The immigration attorneys representing 87-year-old Peter Egner and the senior trial attorney from the Department of Justice’s Office of Special Investigations, which hunts and prosecutes suspected war criminals, have agreed the original May 2010 trial date won’t be met because of the complexity of the case and the need to translate tens of thousands of wartime documents.

U.S. District Judge James Robart set a new trial date for Jan. 12, 2011.
The government is asking Robart to take away Egner’s citizenship, alleging he lied about his involvement in a Nazi death squad when he immigrated to the U.S. in 1960. He won his citizenship in 1966 and lived here quietly for more than 40 years before OSI investigators tracked him down.

He’s currently living with family in Bellevue, according to his Seattle lawyer, Robert Gibbs.

In recent case filings, the government’s lawyers say investigators have uncovered “thousands of files in a Belgrade archive” after it filed the lawsuit against Egner in 2008.

Many of those documents, the government believes, are relevant to Egner’s alleged membership in the notorious Einsatzgruppe, whose troops acted as the spearhead of Hitler’s “Final Solution,” the effort to rid Europe of Jews and others Hitler deemed undesirable. The brutal police force rounded up tens of thousands of Serbian men, women and children, sending many to their deaths in prison camps and interrogating, torturing and executing others.

Gibbs said he’s reviewed some of the documents, and doesn’t believe they show his client was involved in atrocities.

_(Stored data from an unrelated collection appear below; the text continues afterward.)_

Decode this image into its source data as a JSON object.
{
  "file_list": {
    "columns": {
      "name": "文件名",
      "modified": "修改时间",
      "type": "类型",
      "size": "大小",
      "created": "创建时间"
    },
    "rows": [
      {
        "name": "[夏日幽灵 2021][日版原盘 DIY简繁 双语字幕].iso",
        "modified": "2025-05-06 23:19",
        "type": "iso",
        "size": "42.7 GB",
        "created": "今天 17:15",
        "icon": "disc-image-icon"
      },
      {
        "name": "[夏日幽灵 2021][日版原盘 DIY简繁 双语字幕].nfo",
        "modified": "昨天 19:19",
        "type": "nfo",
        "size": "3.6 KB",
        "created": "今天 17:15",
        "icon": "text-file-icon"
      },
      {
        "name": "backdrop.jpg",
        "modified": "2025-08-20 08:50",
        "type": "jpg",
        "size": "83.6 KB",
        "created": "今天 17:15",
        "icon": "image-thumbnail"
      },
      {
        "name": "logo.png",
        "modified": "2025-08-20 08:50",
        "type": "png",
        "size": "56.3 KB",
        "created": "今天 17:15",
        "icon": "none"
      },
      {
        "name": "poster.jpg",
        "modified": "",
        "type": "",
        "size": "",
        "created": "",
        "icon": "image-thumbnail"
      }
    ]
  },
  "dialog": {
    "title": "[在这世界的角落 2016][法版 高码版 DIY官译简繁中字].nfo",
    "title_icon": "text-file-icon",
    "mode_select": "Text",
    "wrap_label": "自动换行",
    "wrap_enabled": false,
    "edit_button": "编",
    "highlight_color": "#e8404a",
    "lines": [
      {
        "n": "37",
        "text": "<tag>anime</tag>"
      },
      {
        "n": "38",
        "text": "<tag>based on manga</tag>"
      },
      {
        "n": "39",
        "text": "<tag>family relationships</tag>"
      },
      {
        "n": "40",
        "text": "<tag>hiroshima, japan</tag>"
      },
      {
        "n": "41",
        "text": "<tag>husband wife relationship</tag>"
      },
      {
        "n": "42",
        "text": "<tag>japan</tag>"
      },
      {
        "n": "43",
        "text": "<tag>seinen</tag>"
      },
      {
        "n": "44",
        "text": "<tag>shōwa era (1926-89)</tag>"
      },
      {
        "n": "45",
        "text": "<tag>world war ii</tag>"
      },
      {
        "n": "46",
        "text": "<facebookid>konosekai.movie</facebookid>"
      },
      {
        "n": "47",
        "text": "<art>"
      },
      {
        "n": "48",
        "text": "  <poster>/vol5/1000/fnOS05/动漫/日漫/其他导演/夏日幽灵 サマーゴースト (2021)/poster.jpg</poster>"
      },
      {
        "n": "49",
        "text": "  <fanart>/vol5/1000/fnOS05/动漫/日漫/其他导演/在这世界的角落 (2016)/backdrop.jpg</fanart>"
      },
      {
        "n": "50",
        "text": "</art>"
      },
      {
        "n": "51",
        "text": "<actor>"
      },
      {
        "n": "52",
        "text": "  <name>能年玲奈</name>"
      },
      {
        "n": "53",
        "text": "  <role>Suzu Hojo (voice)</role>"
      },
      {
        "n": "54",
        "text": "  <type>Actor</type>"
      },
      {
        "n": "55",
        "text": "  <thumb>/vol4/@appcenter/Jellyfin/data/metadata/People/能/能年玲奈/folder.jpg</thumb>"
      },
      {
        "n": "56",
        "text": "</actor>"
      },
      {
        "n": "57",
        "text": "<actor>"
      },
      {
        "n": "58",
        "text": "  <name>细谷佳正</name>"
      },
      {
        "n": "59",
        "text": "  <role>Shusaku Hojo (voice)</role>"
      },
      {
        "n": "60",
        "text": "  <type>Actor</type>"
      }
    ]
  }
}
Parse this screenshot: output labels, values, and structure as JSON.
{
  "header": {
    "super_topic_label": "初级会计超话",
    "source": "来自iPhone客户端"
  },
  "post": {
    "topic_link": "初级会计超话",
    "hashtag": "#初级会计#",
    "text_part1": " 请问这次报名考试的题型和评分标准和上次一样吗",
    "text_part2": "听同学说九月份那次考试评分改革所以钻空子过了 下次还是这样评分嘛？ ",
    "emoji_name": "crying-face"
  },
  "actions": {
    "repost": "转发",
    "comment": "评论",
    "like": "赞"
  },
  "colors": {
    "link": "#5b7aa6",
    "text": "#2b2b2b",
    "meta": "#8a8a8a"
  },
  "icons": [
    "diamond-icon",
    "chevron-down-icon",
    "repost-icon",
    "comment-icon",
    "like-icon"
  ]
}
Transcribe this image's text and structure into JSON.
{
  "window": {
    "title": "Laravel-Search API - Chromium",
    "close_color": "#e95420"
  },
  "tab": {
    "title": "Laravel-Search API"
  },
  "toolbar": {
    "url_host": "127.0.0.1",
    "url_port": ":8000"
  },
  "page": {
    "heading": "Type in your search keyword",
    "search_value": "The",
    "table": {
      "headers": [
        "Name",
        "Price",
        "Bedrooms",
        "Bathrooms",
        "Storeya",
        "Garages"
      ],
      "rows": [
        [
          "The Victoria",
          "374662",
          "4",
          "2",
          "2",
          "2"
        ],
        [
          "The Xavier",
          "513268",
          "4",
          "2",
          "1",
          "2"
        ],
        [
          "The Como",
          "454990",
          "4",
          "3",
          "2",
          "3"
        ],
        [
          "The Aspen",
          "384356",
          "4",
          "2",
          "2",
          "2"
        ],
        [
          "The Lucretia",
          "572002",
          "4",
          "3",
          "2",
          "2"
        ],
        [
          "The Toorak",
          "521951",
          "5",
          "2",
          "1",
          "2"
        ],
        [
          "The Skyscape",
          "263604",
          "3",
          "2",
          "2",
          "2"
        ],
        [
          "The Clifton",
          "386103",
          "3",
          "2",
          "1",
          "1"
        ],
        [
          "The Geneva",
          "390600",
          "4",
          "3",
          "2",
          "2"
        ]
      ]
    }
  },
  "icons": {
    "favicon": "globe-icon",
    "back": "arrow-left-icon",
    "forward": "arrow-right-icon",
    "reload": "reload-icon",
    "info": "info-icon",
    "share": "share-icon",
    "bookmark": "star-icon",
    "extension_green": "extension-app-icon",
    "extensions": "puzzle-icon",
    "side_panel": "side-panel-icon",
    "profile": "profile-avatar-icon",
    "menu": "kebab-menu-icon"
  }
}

Egner, he said, was a clerk whose name might appear on any number of documents.

The government alleges that in 1941 and 1942, Egner was a guard and interpreter for a unit of the Einsatzgruppe that operated a mobile unit used to gas prisoners, including as many as 6,200 women and children who were suffocated in the back of a specially equipped truck on a trip from the Semlin concentration camp to Avala, a mountain south of Belgrade where the Nazis executed more than 80,000 prisoners.

According to Gibbs, Egner has said he rode with prisoners twice on a bus, but didn’t know their ethnicity or what eventually happened to them. He spent most of his time acting as an interpreter and clerk at police headquarters in Belgrade, according to Egner’s response to the lawsuit. Egner claims in court documents that he was seriously wounded in 1943 and never returned to his unit.

A Serbian war-crimes court has opened a genocide investigation with help from the U.S., and officials in Belgrade say they want to extradite Egner if his U.S. citizenship is revoked.